Ausgabe 42/2015
Steuertipp vom 13.10.2015

Beiträge zur Berufshaftpflichtversicherung angestellter Rechtsanwälte

Der BFH hat mit Urteil vom 26.07.2007 (BStBl II 2007, 892) entschieden, dass die Übernahme von Beiträgen zur Berufshaftpflichtversicherung angestellter Rechtsanwälte durch den Arbeitgeber zu Arbeitslohn führt, weil angestellte Rechtsanwälte gem. § 51 BRAO zum Abschluss der Versicherung verpflichtet sind und deshalb ein überwiegend eigenbetriebliches Interesse des Arbeitgebers ausscheidet.
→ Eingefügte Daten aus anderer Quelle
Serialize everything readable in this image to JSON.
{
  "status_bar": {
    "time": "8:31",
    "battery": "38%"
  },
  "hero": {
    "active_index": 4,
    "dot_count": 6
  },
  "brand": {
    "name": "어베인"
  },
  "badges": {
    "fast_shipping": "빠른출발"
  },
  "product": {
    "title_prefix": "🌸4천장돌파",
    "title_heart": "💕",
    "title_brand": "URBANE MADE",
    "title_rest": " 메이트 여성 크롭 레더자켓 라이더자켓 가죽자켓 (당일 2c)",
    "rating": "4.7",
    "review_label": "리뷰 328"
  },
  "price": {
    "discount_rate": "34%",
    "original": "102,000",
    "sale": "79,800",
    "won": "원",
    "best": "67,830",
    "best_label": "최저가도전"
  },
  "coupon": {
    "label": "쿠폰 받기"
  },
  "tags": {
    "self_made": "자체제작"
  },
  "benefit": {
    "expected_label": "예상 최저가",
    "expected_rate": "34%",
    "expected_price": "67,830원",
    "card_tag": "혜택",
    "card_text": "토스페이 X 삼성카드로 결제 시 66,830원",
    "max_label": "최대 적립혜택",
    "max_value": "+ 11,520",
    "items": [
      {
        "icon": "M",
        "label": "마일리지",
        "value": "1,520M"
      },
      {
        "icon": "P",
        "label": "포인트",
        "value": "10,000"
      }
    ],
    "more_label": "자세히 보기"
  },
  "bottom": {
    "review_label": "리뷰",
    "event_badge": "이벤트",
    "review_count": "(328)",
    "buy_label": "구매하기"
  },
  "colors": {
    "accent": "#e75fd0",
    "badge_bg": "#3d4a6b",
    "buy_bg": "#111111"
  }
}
Auch eine Versicherung der angestellten Rechtsanwälte über die Mindestdeckungssumme hinaus hat nicht zur Folge, dass das Interesse des einzelnen Arbeitnehmers am Abschluss der Berufshaftpflichtversicherung als unerheblich zu qualifizieren wäre.

In der Praxis erfolgt die Absicherung der angestellten Rechtsanwälte häufig über die Mindestdeckungssumme hinaus im Rahmen einer Vermögensschaden-Haftpflichtversicherung der Rechtsanwaltssozietät. Die Versicherungspflicht nach § 51 BRAO kann auch durch eine vom Arbeitgeber abgeschlossene Gruppenversicherung erfüllt werden, bei der die angestellten Rechtsanwälte als versicherte Personen namentlich genannt werden.